那是一个梦,一个迷梦。昏沉不醒的黄衣正太静静体验枕边人的肤若凝脂,手若柔夷,在她的侍候下他上下失守,全身要害皆被游走。睁开双目,玉洁冰清的眼眸与己对视,迅速认出了对方,少年不能再保持平静。
“莲生…姐姐…”“刚才收我的时候可真无情啊,三娘,姐姐不喜欢你了哟…”不知从何解释,三娃忽觉提不起任何挣扎的敌意,好想就这么倚红偎翠,了此一生。什么黄泉攻上天庭,什么颠覆六道,就随它去吧。
“我…”“好好被记忆调教吧!坏小子。”花妖拥情人入怀,低声私语。
吸入佛珠散逸的黄雾,三娘躯体酥软乏力。那是很久很久以前了…高耸发髻,暗金外衫…金蛇!
妖精,快放了我爷爷。否则要你好看!v说罢,少年施展金刚不坏,踢开蝎子大王的贯石斧。悠哉地坐在迷镜上,笑看蛇女及其党羽的惊惶失措。

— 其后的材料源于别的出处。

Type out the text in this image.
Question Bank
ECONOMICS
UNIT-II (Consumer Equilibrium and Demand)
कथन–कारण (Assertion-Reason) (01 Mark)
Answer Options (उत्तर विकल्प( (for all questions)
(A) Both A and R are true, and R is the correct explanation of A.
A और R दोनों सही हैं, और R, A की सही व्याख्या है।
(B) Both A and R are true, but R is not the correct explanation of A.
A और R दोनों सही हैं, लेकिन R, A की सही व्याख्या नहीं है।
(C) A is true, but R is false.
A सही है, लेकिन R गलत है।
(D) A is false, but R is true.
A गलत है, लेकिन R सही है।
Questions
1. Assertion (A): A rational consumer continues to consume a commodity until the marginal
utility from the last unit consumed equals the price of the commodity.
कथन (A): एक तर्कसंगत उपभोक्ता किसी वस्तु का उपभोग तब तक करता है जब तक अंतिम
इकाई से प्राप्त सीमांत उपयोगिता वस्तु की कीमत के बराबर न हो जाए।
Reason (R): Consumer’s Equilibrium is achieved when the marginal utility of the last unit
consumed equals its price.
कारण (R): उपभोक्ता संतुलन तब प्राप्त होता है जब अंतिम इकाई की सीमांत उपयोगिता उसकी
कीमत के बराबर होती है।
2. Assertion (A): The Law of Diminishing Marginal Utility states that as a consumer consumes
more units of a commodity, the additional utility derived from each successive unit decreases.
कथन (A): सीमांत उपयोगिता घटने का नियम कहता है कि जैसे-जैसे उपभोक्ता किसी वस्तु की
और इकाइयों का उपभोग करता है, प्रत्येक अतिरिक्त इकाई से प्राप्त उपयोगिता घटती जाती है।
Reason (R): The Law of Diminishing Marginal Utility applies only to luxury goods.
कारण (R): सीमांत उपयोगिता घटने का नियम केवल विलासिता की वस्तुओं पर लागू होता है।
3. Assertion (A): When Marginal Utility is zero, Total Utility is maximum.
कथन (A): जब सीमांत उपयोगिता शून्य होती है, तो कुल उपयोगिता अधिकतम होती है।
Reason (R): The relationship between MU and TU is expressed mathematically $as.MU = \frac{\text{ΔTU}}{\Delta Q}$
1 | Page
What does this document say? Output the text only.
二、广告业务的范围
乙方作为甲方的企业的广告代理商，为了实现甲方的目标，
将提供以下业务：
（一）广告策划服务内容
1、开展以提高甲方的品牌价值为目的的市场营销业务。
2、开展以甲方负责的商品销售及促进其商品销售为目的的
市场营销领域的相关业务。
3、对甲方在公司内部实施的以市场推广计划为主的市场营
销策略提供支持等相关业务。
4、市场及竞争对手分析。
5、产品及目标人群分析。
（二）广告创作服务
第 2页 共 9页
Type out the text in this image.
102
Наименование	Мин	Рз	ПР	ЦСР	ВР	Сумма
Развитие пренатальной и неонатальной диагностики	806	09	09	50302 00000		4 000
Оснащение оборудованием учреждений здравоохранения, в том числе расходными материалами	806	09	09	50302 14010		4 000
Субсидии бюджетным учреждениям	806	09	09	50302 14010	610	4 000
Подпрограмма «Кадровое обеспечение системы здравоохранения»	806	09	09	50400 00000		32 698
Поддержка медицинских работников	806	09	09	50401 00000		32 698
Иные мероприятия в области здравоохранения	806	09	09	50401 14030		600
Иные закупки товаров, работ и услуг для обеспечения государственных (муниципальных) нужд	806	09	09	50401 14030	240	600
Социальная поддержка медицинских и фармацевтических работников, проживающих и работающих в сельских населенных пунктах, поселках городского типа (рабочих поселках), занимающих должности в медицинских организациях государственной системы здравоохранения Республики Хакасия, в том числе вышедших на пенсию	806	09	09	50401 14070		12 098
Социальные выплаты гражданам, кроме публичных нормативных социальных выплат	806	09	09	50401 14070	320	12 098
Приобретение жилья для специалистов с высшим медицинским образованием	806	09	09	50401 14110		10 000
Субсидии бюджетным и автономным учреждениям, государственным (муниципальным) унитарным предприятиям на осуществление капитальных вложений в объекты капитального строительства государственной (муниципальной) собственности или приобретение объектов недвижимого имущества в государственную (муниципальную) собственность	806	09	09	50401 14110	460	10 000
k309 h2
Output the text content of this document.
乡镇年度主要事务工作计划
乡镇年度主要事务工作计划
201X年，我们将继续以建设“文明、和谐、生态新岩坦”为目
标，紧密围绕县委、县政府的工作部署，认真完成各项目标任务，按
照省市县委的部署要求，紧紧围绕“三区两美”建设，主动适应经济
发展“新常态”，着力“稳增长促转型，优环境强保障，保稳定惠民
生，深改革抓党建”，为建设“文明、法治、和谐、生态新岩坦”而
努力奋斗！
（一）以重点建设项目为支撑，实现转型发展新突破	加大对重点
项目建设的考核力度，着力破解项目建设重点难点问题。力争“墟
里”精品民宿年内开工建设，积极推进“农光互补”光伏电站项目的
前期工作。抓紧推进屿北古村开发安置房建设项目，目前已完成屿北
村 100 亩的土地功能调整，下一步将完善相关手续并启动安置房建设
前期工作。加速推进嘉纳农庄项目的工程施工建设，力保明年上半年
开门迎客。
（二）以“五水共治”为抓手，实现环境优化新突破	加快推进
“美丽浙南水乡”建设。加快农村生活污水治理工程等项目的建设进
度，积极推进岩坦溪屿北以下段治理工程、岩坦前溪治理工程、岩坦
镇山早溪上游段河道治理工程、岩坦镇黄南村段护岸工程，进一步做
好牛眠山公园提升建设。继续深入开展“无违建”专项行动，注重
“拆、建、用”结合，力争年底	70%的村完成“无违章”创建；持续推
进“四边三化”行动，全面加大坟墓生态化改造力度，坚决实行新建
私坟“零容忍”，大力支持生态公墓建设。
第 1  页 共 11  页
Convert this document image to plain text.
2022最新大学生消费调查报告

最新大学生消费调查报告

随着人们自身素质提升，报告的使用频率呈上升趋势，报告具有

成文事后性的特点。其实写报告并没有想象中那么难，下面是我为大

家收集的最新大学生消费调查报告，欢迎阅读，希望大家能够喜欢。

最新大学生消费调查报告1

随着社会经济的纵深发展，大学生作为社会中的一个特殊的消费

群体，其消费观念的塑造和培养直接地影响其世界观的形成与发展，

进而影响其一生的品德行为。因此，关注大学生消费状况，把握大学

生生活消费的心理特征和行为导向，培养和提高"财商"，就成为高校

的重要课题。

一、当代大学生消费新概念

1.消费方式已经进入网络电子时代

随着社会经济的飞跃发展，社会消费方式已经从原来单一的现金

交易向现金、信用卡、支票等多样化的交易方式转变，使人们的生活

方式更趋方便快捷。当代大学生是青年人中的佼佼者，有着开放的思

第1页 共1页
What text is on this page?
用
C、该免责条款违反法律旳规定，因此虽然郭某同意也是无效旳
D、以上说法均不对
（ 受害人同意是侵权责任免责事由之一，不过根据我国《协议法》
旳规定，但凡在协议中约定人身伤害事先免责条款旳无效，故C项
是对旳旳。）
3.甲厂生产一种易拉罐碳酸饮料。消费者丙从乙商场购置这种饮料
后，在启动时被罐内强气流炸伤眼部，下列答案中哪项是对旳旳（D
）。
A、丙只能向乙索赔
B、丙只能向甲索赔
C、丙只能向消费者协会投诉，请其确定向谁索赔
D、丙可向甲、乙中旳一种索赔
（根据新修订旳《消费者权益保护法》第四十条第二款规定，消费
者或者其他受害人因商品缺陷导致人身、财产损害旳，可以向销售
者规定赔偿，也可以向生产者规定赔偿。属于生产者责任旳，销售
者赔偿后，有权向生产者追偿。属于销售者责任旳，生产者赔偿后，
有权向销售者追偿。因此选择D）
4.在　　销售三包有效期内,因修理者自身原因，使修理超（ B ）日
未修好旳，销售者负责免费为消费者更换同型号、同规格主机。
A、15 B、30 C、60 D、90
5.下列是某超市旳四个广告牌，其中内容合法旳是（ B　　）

“铁娃子,你别逞强,奴家知道你金刚不坏神功登堂入室,可是…经得起奴家的刚柔阴阳剑打磨吗?”
“臭妖精,有什么手段尽快使出来,你三爷行不改名,坐不改姓,就在这里等着。”少年骄傲地勾勾手指,气得蛇精嗔道:“铁娃子,你若挨得了三剑,奴家立刻缴械投降。可要是你输了…”
“笑话,三爷我会输给你第一个女流之辈?”三娃从敲碎迷镜,从上跃下,满是不服气。
“哼,你要是输了,就乖乖认我做妈妈吧!”腹黑人妻张开蛇吻,檀口中升起一把蛇形三尺剑,剑身和剑柄浑然一体,成色五彩斑斓且流动无常,引人眩惑。
正是“一点朱红启绛唇,两行碎玉喷阳春。丁香舌吐蛇形剑,妙降狂傲少年郎。”
“悉听尊便,三爷我已经等不及了。”正太拍拍裤子,罩气护体,毫无破绽。
“看招!”这刚柔阴阳剑乃是金蛇娘娘的本命法宝,常年纳于体内用妖力润养,端的是削金如泥,无与争锋。可它在空中抡出一个浑圆,倾力砍在铁娃天灵盖上仅仅擦出一道火花,便无功而返。